E, 2008, France 5 sort un reportage "La 2cv : autoportrait" suivi d'un entretien d'Antoine Demetz (donc 50 ans après les faits), et dans le reportage Jacques Séguéla est encore une fois interviewé, avec un petit jeune qui vient de faire 40 000 kms en raid, sur les traces de l'ainé. Devant le moteur de la dernière deuche aventurière, Séguéla engueule gentiment le jeune devant la saleté du carter moteur, racontant qu'ils nettoyaient chaque matins le leur. Il raconte aussi la fois où il a mal refermé le bouchon de reniflard (en désignant ce dernier et le dispositif élastique qui permet d'éviter de faire l'appoint d'huile et d'oublier de refermer le bouchon), même s'il fronce les sourcils comme s'il n'est plus trop sûr si c'était ça, mais ça pourrait s'expliquer par le fait que leur type A avait un reniflard "bec de canard" différent des reniflards modernes monoblocs) l'huile avait finit par se disperser dans le capot moteur jusqu'à ce qu'il n'y en ai plus dans le carter. Il raconte alors l'histoire du Chilien qui surgit du désert avec son sac de bananes, qui après qu'on lui ait expliqué sourit et glisse les bananes unes à unes dans l'orifice de remplissage d'huile moteur (et Séguéla montre alors le reniflard ouvert et fait mine d'y glisser des bananes). Il rajoute que le moteur à ainsi fait 300 kms ainsi.
Alors, où est la vérité?
C'est vrai que c'est l'erreur classique en raid d'oublier de refermer le bouchon, mais en général ça fume assez vite et on doit vite s'arrêter pour vérifier, sauf si on roule à bonne vitesse et la fumée ne se voit pas.
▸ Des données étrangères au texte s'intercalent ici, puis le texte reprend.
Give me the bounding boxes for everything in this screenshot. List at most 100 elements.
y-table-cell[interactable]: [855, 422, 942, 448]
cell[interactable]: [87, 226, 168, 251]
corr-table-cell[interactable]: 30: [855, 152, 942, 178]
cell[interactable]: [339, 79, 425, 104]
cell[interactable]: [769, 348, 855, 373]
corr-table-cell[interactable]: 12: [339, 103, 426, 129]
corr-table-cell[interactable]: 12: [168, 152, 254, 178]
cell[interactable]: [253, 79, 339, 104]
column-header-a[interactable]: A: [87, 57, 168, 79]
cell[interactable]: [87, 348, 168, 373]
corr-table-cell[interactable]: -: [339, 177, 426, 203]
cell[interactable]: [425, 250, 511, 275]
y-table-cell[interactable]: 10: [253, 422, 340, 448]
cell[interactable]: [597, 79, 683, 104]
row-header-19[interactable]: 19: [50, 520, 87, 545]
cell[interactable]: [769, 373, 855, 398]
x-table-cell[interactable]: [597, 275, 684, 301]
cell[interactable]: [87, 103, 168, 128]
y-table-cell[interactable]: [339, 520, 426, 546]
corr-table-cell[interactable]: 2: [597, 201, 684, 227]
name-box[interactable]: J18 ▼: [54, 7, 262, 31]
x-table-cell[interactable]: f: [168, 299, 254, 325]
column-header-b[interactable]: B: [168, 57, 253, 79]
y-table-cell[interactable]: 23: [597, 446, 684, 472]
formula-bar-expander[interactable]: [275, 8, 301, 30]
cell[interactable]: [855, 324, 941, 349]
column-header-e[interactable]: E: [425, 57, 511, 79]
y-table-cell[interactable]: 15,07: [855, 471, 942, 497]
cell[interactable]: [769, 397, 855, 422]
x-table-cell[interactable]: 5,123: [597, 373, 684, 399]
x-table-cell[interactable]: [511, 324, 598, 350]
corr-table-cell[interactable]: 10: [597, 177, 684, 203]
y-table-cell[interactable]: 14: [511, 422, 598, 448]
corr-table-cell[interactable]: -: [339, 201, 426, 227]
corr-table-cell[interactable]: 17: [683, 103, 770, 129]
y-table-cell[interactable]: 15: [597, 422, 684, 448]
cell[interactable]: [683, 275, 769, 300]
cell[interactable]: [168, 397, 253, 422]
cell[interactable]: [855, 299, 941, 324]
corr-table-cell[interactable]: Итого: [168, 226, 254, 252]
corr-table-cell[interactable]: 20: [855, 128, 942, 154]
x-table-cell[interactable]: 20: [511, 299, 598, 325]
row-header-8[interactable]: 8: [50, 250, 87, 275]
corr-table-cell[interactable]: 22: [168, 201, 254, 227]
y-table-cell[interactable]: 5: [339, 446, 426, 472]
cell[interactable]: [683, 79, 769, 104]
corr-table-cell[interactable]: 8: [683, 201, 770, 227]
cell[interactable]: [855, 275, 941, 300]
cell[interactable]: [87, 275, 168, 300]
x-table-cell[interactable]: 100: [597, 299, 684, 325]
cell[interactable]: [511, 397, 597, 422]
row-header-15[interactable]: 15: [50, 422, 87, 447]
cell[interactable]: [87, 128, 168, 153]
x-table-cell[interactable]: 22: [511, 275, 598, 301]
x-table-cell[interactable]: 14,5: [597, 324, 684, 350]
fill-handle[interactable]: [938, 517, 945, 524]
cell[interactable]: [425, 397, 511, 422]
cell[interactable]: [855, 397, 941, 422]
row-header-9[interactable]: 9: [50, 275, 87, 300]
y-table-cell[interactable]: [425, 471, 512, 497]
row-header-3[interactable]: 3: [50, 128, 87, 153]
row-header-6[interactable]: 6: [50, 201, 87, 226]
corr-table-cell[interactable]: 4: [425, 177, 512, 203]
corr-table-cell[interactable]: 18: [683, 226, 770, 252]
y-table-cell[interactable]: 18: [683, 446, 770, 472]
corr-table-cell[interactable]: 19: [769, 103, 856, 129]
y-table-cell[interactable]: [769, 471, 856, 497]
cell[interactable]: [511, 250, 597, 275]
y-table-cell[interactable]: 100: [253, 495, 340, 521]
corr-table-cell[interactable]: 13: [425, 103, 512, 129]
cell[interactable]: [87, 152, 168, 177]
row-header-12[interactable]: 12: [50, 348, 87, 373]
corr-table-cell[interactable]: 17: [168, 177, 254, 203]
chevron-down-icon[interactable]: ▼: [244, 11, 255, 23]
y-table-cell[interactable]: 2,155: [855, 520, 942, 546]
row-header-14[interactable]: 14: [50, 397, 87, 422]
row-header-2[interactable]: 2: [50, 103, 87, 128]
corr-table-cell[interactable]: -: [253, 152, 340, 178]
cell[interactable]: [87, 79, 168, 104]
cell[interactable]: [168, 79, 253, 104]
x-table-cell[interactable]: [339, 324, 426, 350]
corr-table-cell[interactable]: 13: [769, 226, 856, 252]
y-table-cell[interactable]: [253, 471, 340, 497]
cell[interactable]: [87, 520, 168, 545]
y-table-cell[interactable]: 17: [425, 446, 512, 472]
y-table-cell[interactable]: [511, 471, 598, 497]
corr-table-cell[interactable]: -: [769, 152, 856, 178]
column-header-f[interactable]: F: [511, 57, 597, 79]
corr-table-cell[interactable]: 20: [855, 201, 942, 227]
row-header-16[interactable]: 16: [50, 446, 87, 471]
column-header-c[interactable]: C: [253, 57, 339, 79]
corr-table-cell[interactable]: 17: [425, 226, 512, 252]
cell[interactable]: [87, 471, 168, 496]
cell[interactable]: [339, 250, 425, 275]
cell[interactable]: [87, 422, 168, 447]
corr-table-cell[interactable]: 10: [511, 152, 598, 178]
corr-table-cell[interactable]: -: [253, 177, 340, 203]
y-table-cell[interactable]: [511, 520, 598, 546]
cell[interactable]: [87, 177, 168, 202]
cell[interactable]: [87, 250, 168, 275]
Serait-ce pour ça que Baudot et Séguéla aurait changé leur moteur à New York, au milieu de leur tour du monde, aux frais de Citroën? (scandale seulement levé en 2007).
Difficile de savoir, mais j'inclinerais plus pour la version du bouquin (la boite de vitesse), qui est plus fraîche dans les mémoires qu'au bout de 53 ans!
Une dernière chose...Les "B" ne mangent pas de bananes! mais faites attention de ne pas glisser sur la peau!